Do we miss the cushion of another salary at times? Absolutely. But just because it doesn’t result in a direct deposit into our joint account doesn’t mean my role in the family is worthless.
I am the sweeper. Rememberer of cards and buyer of birthday presents, scheduler of conferences and vaccination up-keeper. I am able to pick up the slack for those mothers I know who are earning outside the home, volunteering when they can’t, helping out on field trips and class events, things that wouldn’t happen otherwise. Stay-at-home parents are often the ones car pooling everyone else’s kids, standing in during emergencies, reading to another mother’s child at an open house because she couldn’t get the time off work. I’m not writing that to make working parents feel guilty. On the contrary, I am then able to point out that working mother as an example to my own children. Working parents have to figure out all of this stuff too, and it’s stressful. Our choice for me to stay home leads to less vacations, less dinners out, but it also leads to less stress for my husband and kids–and at times, more for me.

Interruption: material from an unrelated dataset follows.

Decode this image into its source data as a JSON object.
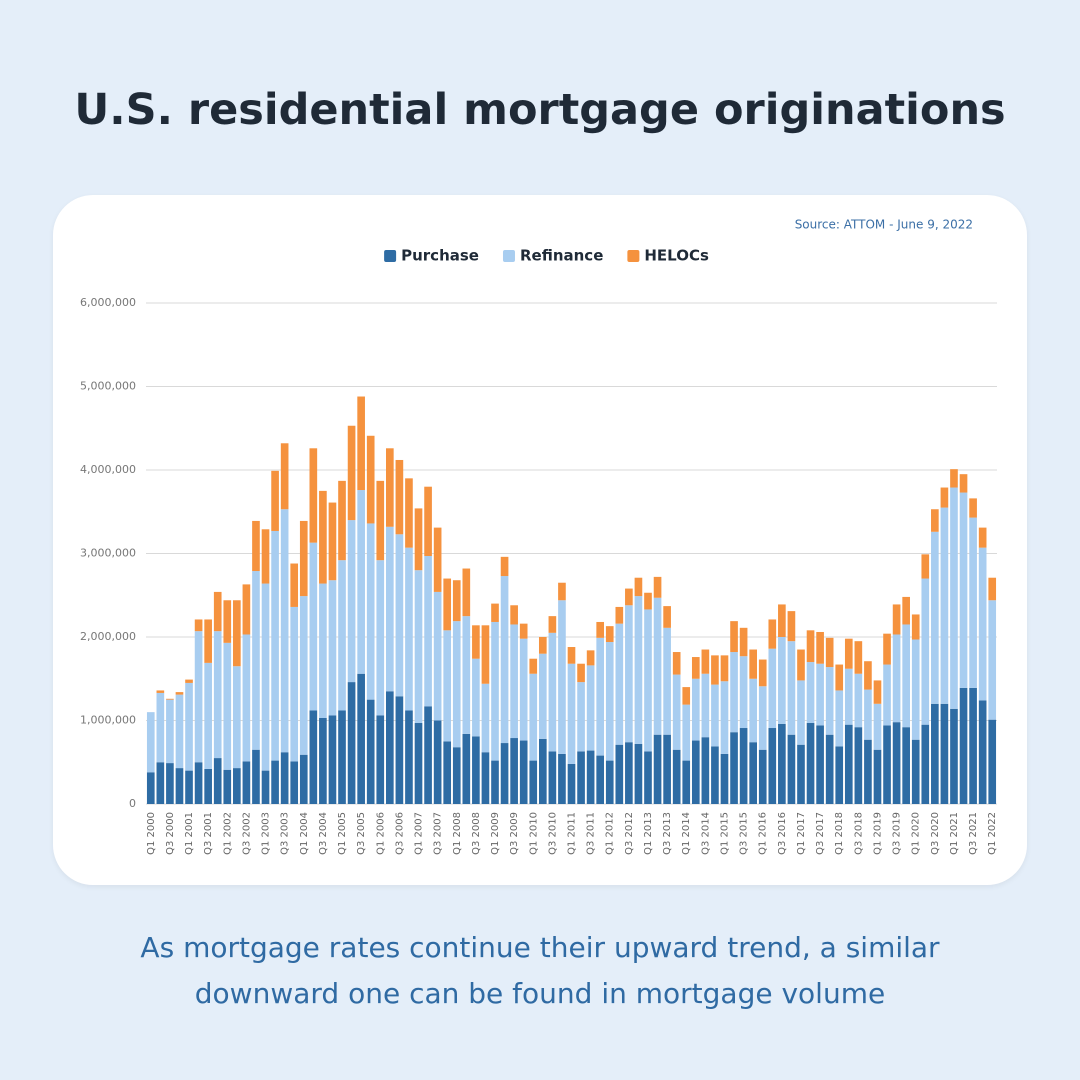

These are all the things going on behind the normally locked door while Mom or Dad is giving an interview to the BBC. Or going on in the house when Mum or Dad is in the office. Keeping the kids quiet, entertained, fed, healthy, play-dated, socialized, and out of the way so the working parent can do their job, do it well, do it with a little bit (or a lot) less stress.
I’m aware how lucky we are for me to stay home and be that sweeper. I know that for many, many families, they are playing all the roles at once. Sweeper, curler, coach, referee, stone, and hell, even the ice. I’m grateful for the opportunity, to stay at home, to volunteer, to write; grateful we’ve been afforded, quite literally, this chance.
But I also expect my family to be grateful for what I provide as well, both behind the scenes and out in front where everyone can see.